Nothing to girly for me..but I do have an interesting bow. I got my first Hoyt a bit back and of course had to have Jesse Broadwater strings made. I didn't care what color so told him whatever is there. Well, my bow is a 2003 green ultratec. And about the day my strings got to my house I got a call from Jesse asking if I like bright colors. Well, I opened the package and there were the brightest orange strings I have ever seen. It doesn't look half bad, Especially when it matched with my orange fletched ACE's. Other than that I just try to look half way decent at shoots..i might even comb my hair..ha


----------



## HRHMrsBrown (Dec 28, 2006)

It's *all* about the coordination!

My Trykon Sport is black, has the chrome limb pockets and cams, and then has graphite-grey limbs. It wasn't what I was planning on -- they looked black in the catalog -- but the combination is actually pretty slick. To that I'm adding grayish-black Thunderstorm arrows with two black vanes and a red index; a red-and-black custom sling; and a black Posten stabilizer.... Unfortunately, the bow shipped with yellow and black strings. That's *so* changing next pay day.
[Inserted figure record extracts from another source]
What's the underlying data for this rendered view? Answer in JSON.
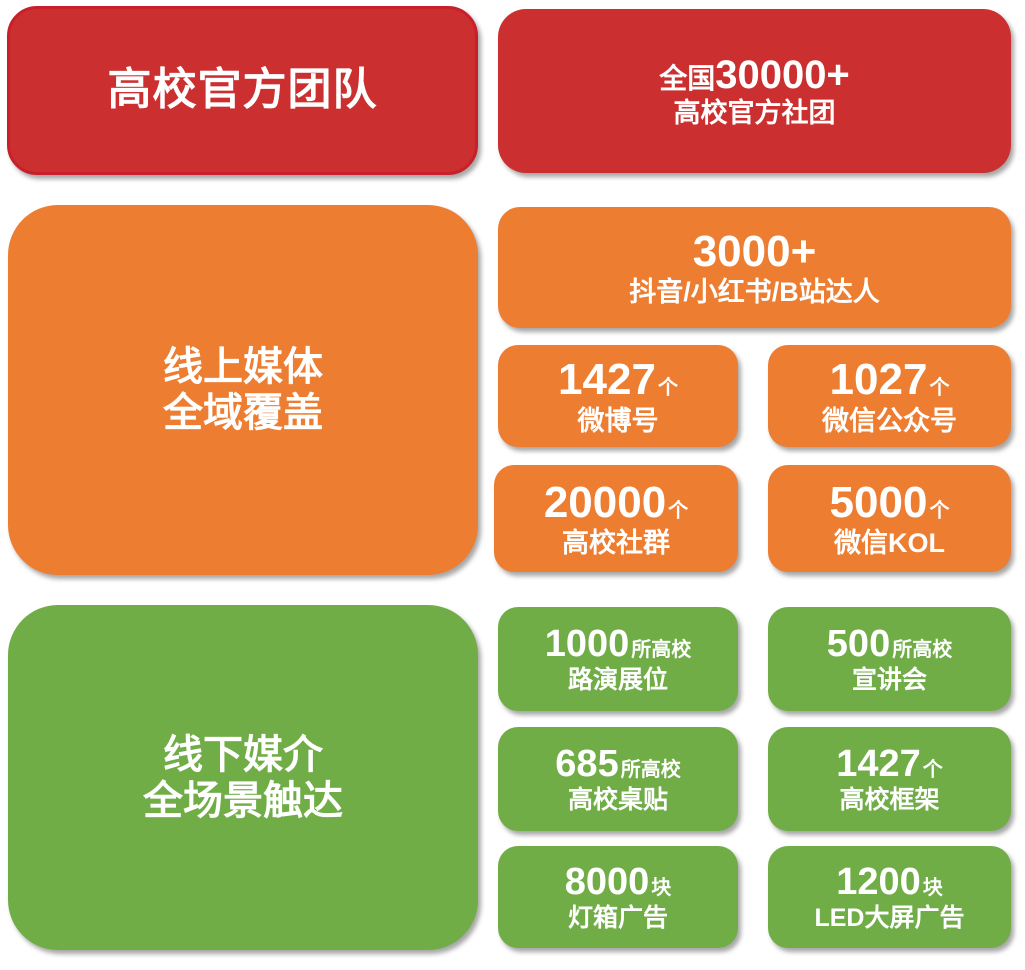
{
  "colors": {
    "red": "#cc2f2f",
    "orange": "#ed7d31",
    "green": "#70ad47"
  },
  "sections": {
    "official": {
      "title": "高校官方团队",
      "card": {
        "prefix": "全国",
        "number": "30000+",
        "label": "高校官方社团"
      }
    },
    "online": {
      "title_line1": "线上媒体",
      "title_line2": "全域覆盖",
      "top_card": {
        "number": "3000+",
        "label": "抖音/小红书/B站达人"
      },
      "cards": [
        {
          "number": "1427",
          "unit": "个",
          "label": "微博号"
        },
        {
          "number": "1027",
          "unit": "个",
          "label": "微信公众号"
        },
        {
          "number": "20000",
          "unit": "个",
          "label": "高校社群"
        },
        {
          "number": "5000",
          "unit": "个",
          "label": "微信KOL"
        }
      ]
    },
    "offline": {
      "title_line1": "线下媒介",
      "title_line2": "全场景触达",
      "cards": [
        {
          "number": "1000",
          "unit": "所高校",
          "label": "路演展位"
        },
        {
          "number": "500",
          "unit": "所高校",
          "label": "宣讲会"
        },
        {
          "number": "685",
          "unit": "所高校",
          "label": "高校桌贴"
        },
        {
          "number": "1427",
          "unit": "个",
          "label": "高校框架"
        },
        {
          "number": "8000",
          "unit": "块",
          "label": "灯箱广告"
        },
        {
          "number": "1200",
          "unit": "块",
          "label": "LED大屏广告"
        }
      ]
    }
  }
}
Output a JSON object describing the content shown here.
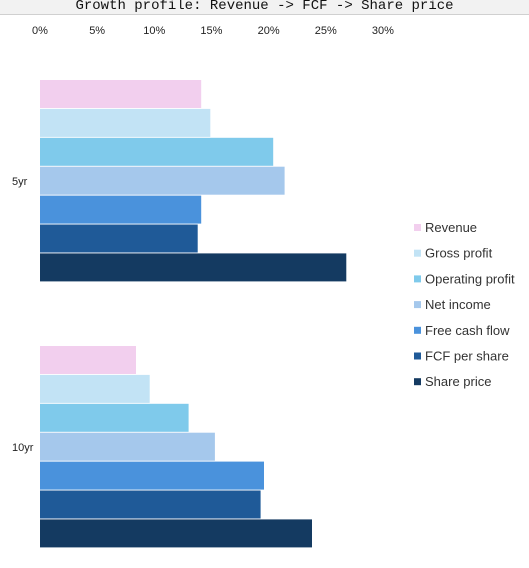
{
  "title": "Growth profile: Revenue -> FCF -> Share price",
  "chart_data": {
    "type": "bar",
    "orientation": "horizontal",
    "title": "Growth profile: Revenue -> FCF -> Share price",
    "xlabel": "",
    "ylabel": "",
    "xlim": [
      0,
      30
    ],
    "x_ticks": [
      "0%",
      "5%",
      "10%",
      "15%",
      "20%",
      "25%",
      "30%"
    ],
    "x_tick_values": [
      0,
      5,
      10,
      15,
      20,
      25,
      30
    ],
    "x_axis_position": "top",
    "grid": false,
    "legend_position": "right",
    "categories": [
      "5yr",
      "10yr"
    ],
    "series": [
      {
        "name": "Revenue",
        "color": "#f2cfee",
        "values": [
          14.1,
          8.4
        ]
      },
      {
        "name": "Gross profit",
        "color": "#c2e3f5",
        "values": [
          14.9,
          9.6
        ]
      },
      {
        "name": "Operating profit",
        "color": "#7fcaeb",
        "values": [
          20.4,
          13.0
        ]
      },
      {
        "name": "Net income",
        "color": "#a5c8ec",
        "values": [
          21.4,
          15.3
        ]
      },
      {
        "name": "Free cash flow",
        "color": "#4a92dc",
        "values": [
          14.1,
          19.6
        ]
      },
      {
        "name": "FCF per share",
        "color": "#1f5a98",
        "values": [
          13.8,
          19.3
        ]
      },
      {
        "name": "Share price",
        "color": "#143a61",
        "values": [
          26.8,
          23.8
        ]
      }
    ]
  }
}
When I was in last, the owner of the shop was giving me a hard time about all the black. I just kinda chuckled and shrugged. He's a guy... what does he know?


----------



## sunshinec72 (Jun 16, 2007)

I am a huge fan of Charmed so I had arrow wraps made. Here are a few pics! BTW, my Trykon Sport is Blue!


----------



## runningwolf (Jul 12, 2006)

sunshinec72 said:


> I am a huge fan of Charmed so I had arrow wraps made. Here are a few pics! BTW, my Trykon Sport is Blue!


Those are SWEET!!! Thats so awesome! I want some now...


----------